One of the problems with the film is the pace of the plot. It moves too quickly over momentous events with no time to build up any interest in whatever character has just bitten the dust.  There are dead bodies turning up floating in the water, attacks by a paranoid schizophrenic tourist on the beach, and the group doesn’t wait around to act. Example: letting the doctor on the beach operate with a pocket knife roughly five minutes after a tumor’s acceleration in size causes Prisca to pass out. That  seemed a tad speedy. There was talk of whether the group had any alcohol to use as an antiseptic. If the answer was yes, we never saw the antiseptic materialize before Dr. Charles (Rufus Sewell, who played the Fuhrer John Smith in “The Man in Castle the High Castle”) was plunging what looked like an old pocketknife into Prisca’s mid-section.

Another ridiculous plot point has one family’s young daughter mature from six to adolescence, become pregnant by Guy’s son (who has also accelerated from the age of six) without even a compulsory sex scene, and—voila!—she delivers a baby on the beach, all in record time.

I turned to my husband and said, “You wouldn’t want to doze off on this beach with this group around. They’d be throwing dirt in your face in your grave before you nodded off.”

THE BAD:

The inclusion of an instantaneous pregnancy and childbirth and the impromptu operation-on-the-tumor did not enhance the film or buttress its believability. Far from it. Both could well have been omitted, as could some of the many tourists.

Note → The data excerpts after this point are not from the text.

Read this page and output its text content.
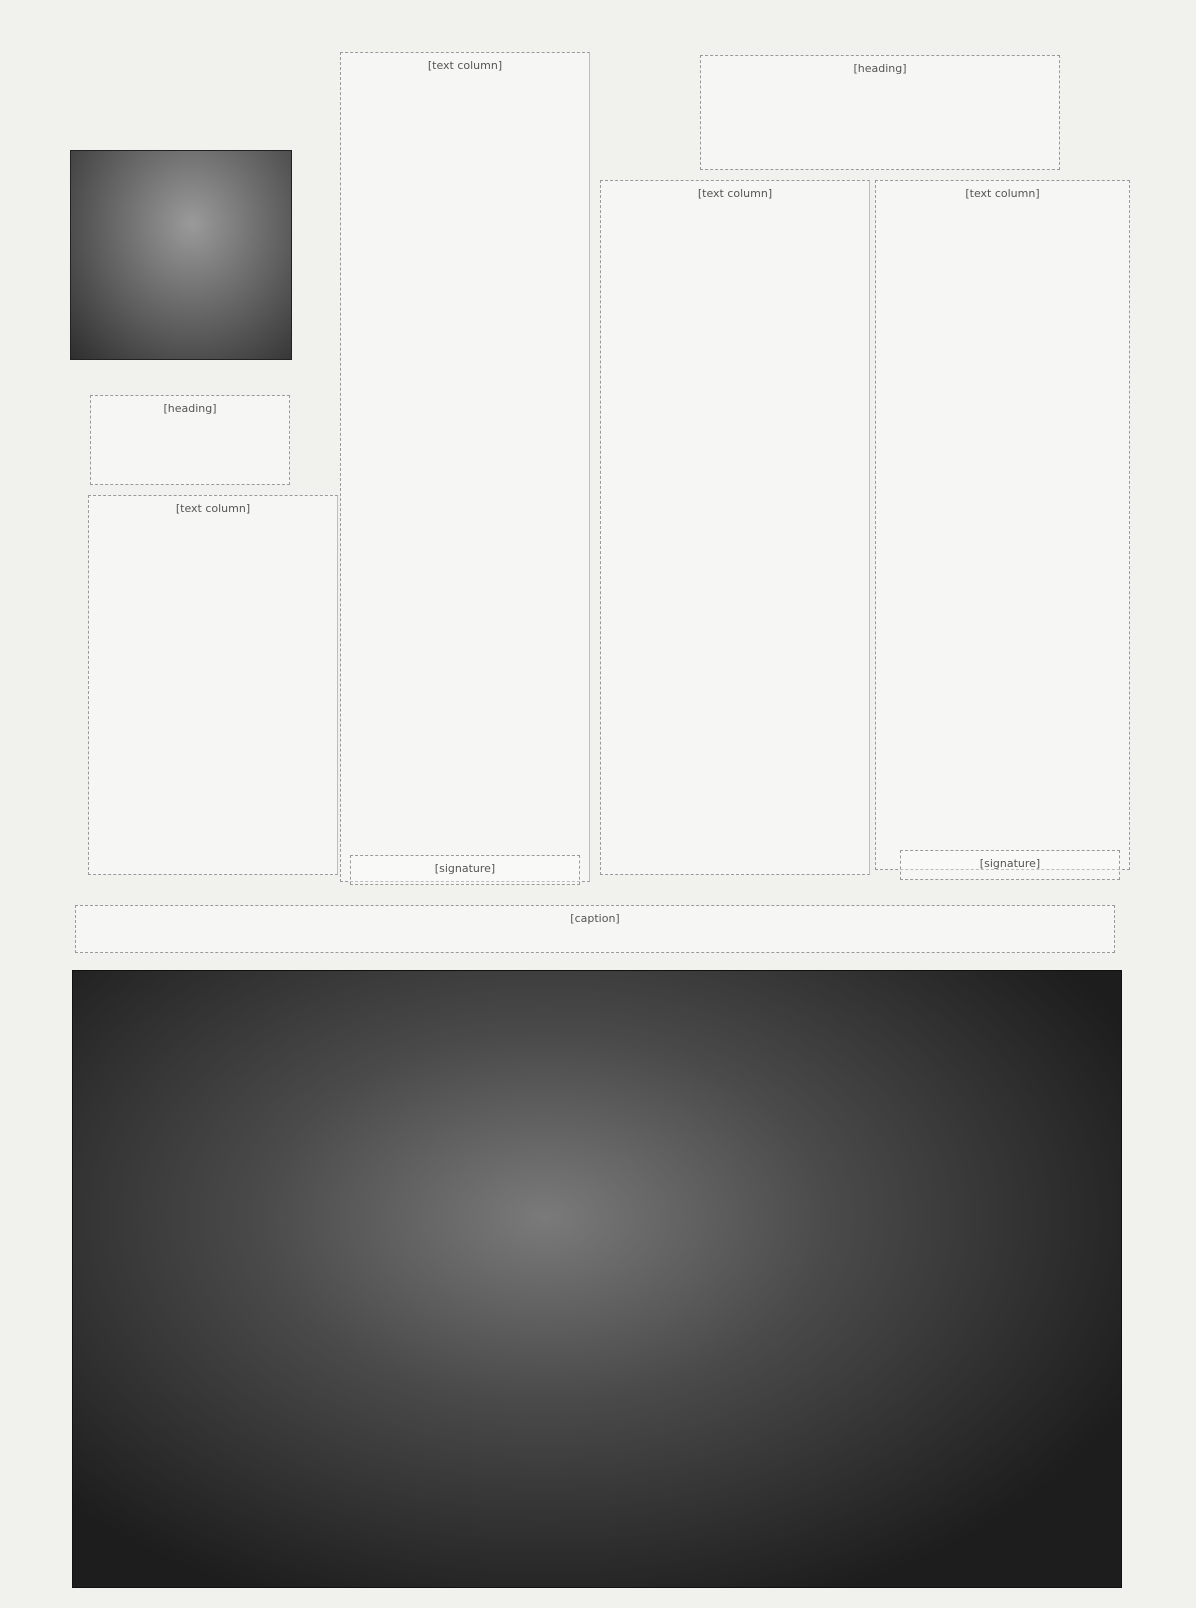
[heading]
[text column]
[text column]
[signature]
[heading]
[text column]	[text column]
[signature]
[caption]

For instance, the big Black character, a rapper known as Mid-sized Sedan (Aaron Pierre), never really was necessary, other than to be the object of a random attack by Rufus Sewell playing Charles, the dotty doctor.

I just watched Rufus Sewell portray Nazi Fuhrer John Smith in the final season of “The Man in the High Castle.” Watching him randomly puncture people with sharp objects was quite the change of pace. (We later learn in the film that, while he is a cardiac thoracic surgeon, he is suffering from mental health issues).Charles has a much-younger hot wife (Abbey Lee of “Mad Max Fury Road” and “Lovecraft Country”) and Chrystal displays her toned bikini body alongside Charles’ elderly mother, Agnes (Kathleen Chalfant), before Agnes shuffles off this mortal coil.  Chrystal’s demise in a cave was like something out of a third-rate horror movie. Chrystal didn’t really offer much to the film other than her beach body.

CINEMATOGRAPHY:

While there were some crafty shots that concealed the reaction of the parents to their children’s sudden aging until the final moment, there were so many blurry unframed shots from Cinematographer Michael Gioulakis that I thought the cliffs were making me dizzy, too. One critic praised the blurry focus. I was not a fan. The cinematography and music were unremarkable, but the beach—which gave the director fits—was spectacular.

MUSIC:

There is a song called “Remain,”  composed by Saleka Night Shymalan, that was tuneless and forgettable.

VERDICT:

Overall, I was not impressed with the film as a whole, but I always find M. Night Shymalan’s hits or misses interesting and original.